CCPOA founder and former president Don Novey built the union with the tough-on-crime playbook. His successor, Mike Jimenez, isn't as committed to that agenda.

As a result, the union has drawn a tighter circle of concerns that excludes the kind of big-picture politics it successfully promoted for years, including the three-strikes law, said Joan Petersilia, a Stanford criminal law professor.

Now the focus is "bread-and-butter union issues," she said, "like members' health care, contracts, benefits, layoffs and job transfers."

The pivotal moment, observers agree, arrived last year when the U.S. Supreme Court upheld a lower court's order that the state ease prison overcrowding. Lawmakers responded with a plan that sentences more convicts to local jails and shrinks the state prison population through attrition.

Layoffs followed.

"That ruling looms large for CCPOA," Petersilia said, because it caps California's inmate population at roughly 110,000 prisoners, about 25 percent fewer than a year ago. Even before that, the state had suspended hiring prison officers to save money.

The union ended 2011 with about 29,000 members, according to state payroll data, down about 10 percent from its peak. More layoffs are coming as the state prison and parole systems continue downsizing, cutting more deeply into CCPOA's dues revenue.

"Membership is down," Petersilia said. "Money is down."

Meanwhile, CCPOA's expenses are up.

Union officials this year agreed to make annual six-figure payments into 2021 to settle a $3.5 million dispute over what it owed the state to cover members' salary and benefits when they worked full time on CCPOA business.

The union's resources also are tied up in a federal defamation lawsuit filed by an ousted employee of a CCPOA affiliate. The union has to make quarterly $500,000 installments to secure a multimillion-dollar judgment – $2.5 million so far – while it appeals the case.

Money aside, CCPOA has little incentive to join the debate on Proposition 34 and Proposition 36.
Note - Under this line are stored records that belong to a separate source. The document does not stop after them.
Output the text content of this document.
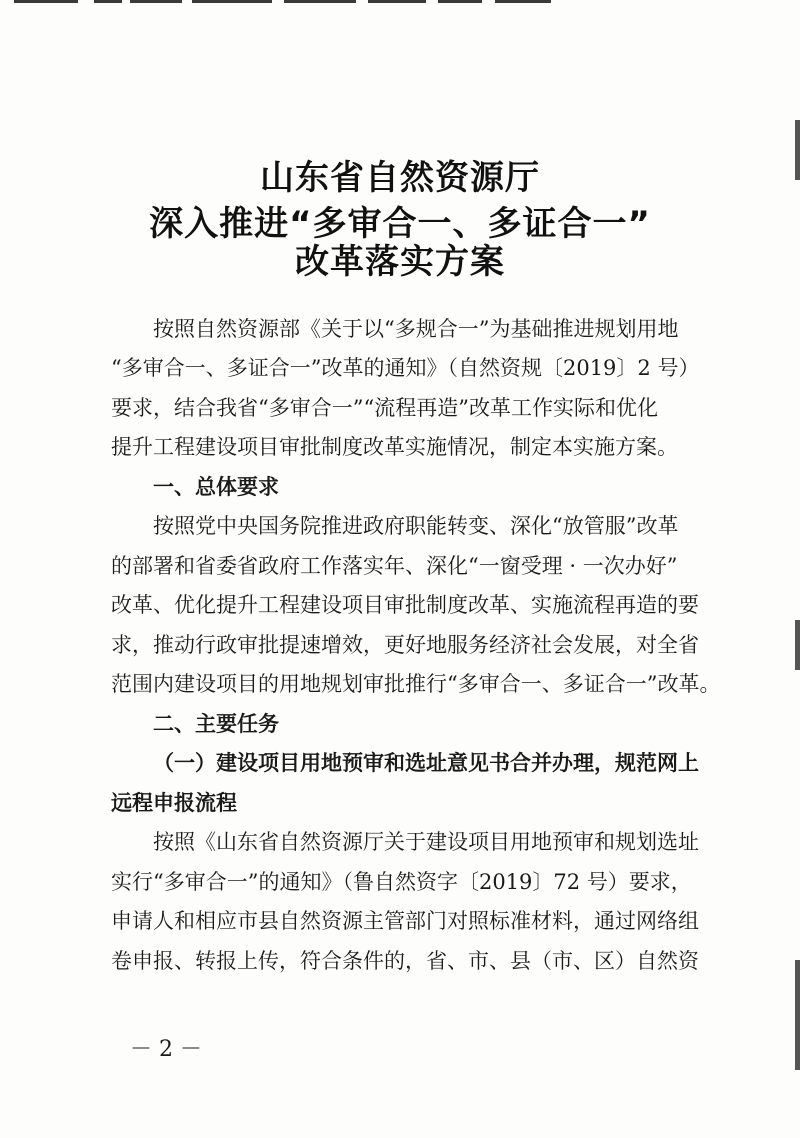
山东省自然资源厅
深入推进“多审合一、多证合一”
改革落实方案
按照自然资源部《关于以“多规合一”为基础推进规划用地
“多审合一、多证合一”改革的通知》（自然资规〔2019〕2 号）
要求，结合我省“多审合一”“流程再造”改革工作实际和优化
提升工程建设项目审批制度改革实施情况，制定本实施方案。
一、总体要求
按照党中央国务院推进政府职能转变、深化“放管服”改革
的部署和省委省政府工作落实年、深化“一窗受理 · 一次办好”
改革、优化提升工程建设项目审批制度改革、实施流程再造的要
求，推动行政审批提速增效，更好地服务经济社会发展，对全省
范围内建设项目的用地规划审批推行“多审合一、多证合一”改革。
二、主要任务
（一）建设项目用地预审和选址意见书合并办理，规范网上
远程申报流程
按照《山东省自然资源厅关于建设项目用地预审和规划选址
实行“多审合一”的通知》（鲁自然资字〔2019〕72 号）要求，
申请人和相应市县自然资源主管部门对照标准材料，通过网络组
卷申报、转报上传，符合条件的，省、市、县（市、区）自然资
－ 2 －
Spending money on the three-strikes initiative would make sense for CCPOA if the law would somehow reverse the prison system's downsizing, said Joshua Page, a University of Minnesota sociologist who has written extensively about CCPOA. But it won't.

"There are no more prisons being built," Page said, "and there won't be anytime soon."
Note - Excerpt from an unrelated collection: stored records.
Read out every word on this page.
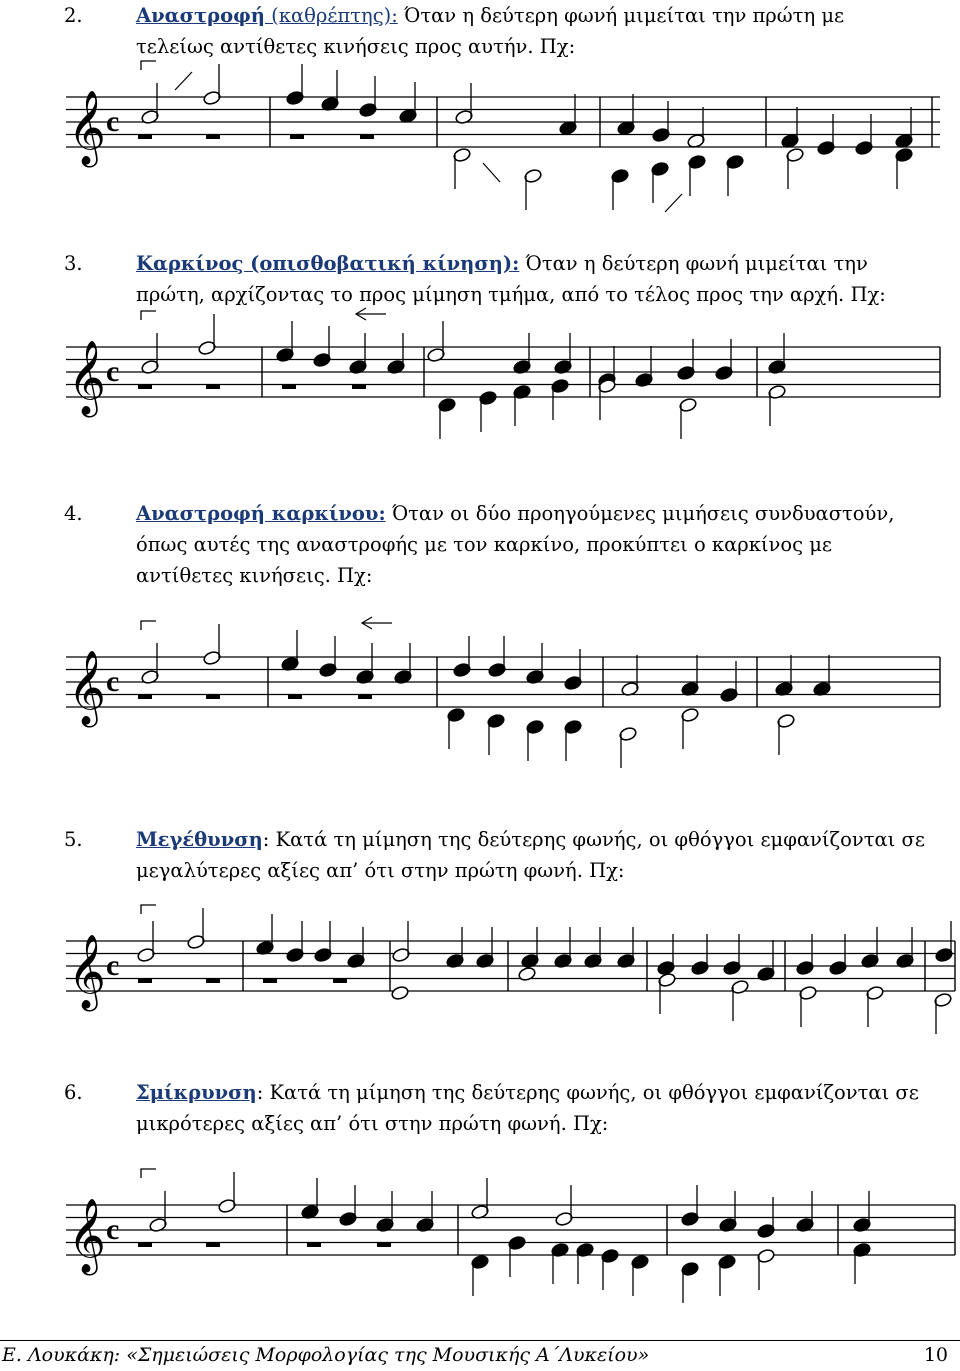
2.	Αναστροφή (καθρέπτης): Όταν η δεύτερη φωνή μιμείται την πρώτη με τελείως αντίθετες κινήσεις προς αυτήν. Πχ:
3.	Καρκίνος (οπισθοβατική κίνηση): Όταν η δεύτερη φωνή μιμείται την πρώτη, αρχίζοντας το προς μίμηση τμήμα, από το τέλος προς την αρχή. Πχ:
4.	Αναστροφή καρκίνου: Όταν οι δύο προηγούμενες μιμήσεις συνδυαστούν, όπως αυτές της αναστροφής με τον καρκίνο, προκύπτει ο καρκίνος με αντίθετες κινήσεις. Πχ:
5.	Μεγέθυνση: Κατά τη μίμηση της δεύτερης φωνής, οι φθόγγοι εμφανίζονται σε μεγαλύτερες αξίες απ’ ότι στην πρώτη φωνή. Πχ:
6.	Σμίκρυνση: Κατά τη μίμηση της δεύτερης φωνής, οι φθόγγοι εμφανίζονται σε μικρότερες αξίες απ’ ότι στην πρώτη φωνή. Πχ:
𝄞 c
𝄞 c
𝄞 c
𝄞 c
𝄞 c
Ε. Λουκάκη: «Σημειώσεις Μορφολογίας της Μουσικής Α΄Λυκείου»	10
After backing Gov. Jerry Brown's 2010 campaign, the union has negotiated furloughs for prison officers and workplace rules that help speed realignment.

"For so long they caught so much flak as anti-reformers who were absent-mindedly tough on crime," Page said. "They're just not committed to that agenda anymore."

That's a distinct difference from 1994, when voters approved life sentences for some third-time felony offenders. CCPOA was a key player in the campaign.

During the preceding decade and the one that followed, CCPOA's growth gave it the resources to back victims' rights groups that lent moral authority to the union's agenda, as well as the financial clout to elect friends and punish foes.

In 2005 it kicked in more than $3 million to help defeat a package of initiatives proposed by then-Republican Gov. Arnold Schwarzenegger. A year later, CCPOA spent $500,000 fighting a three-strikes initiative that wasn't much different from this year's ballot measure.

This year the union has given $350,000 to the campaign supporting Brown's tax proposal and spent another $350,000 on ads opposed to another measure, Proposition 32, which would ban payroll-deducted money from politics.

It's given nothing to campaigns to defeat Proposition 34, the death penalty measure, or Proposition 36, which softens three-strikes.

A spokesman for the group fighting to keep capital punishment on the books, Mitch Zak, said the campaign "remains hopeful that they will contribute to preserve the death penalty."

In a mailer to members, the union didn't even mention three-strikes, an omission that underscores CCPOA's evolving politics.

"Opponents of the (three-strikes) law have expressed legitimate concerns," said CCPOA spokesman Baker. "That point of view deserves discussion and consideration."

The union would never have said that before, Stanford's Petersilia said, and it highlights how the group has recalibrated its agenda.

"Big initiatives, big policy debates, those are a luxury they can't afford right now," she said. "We're in different times."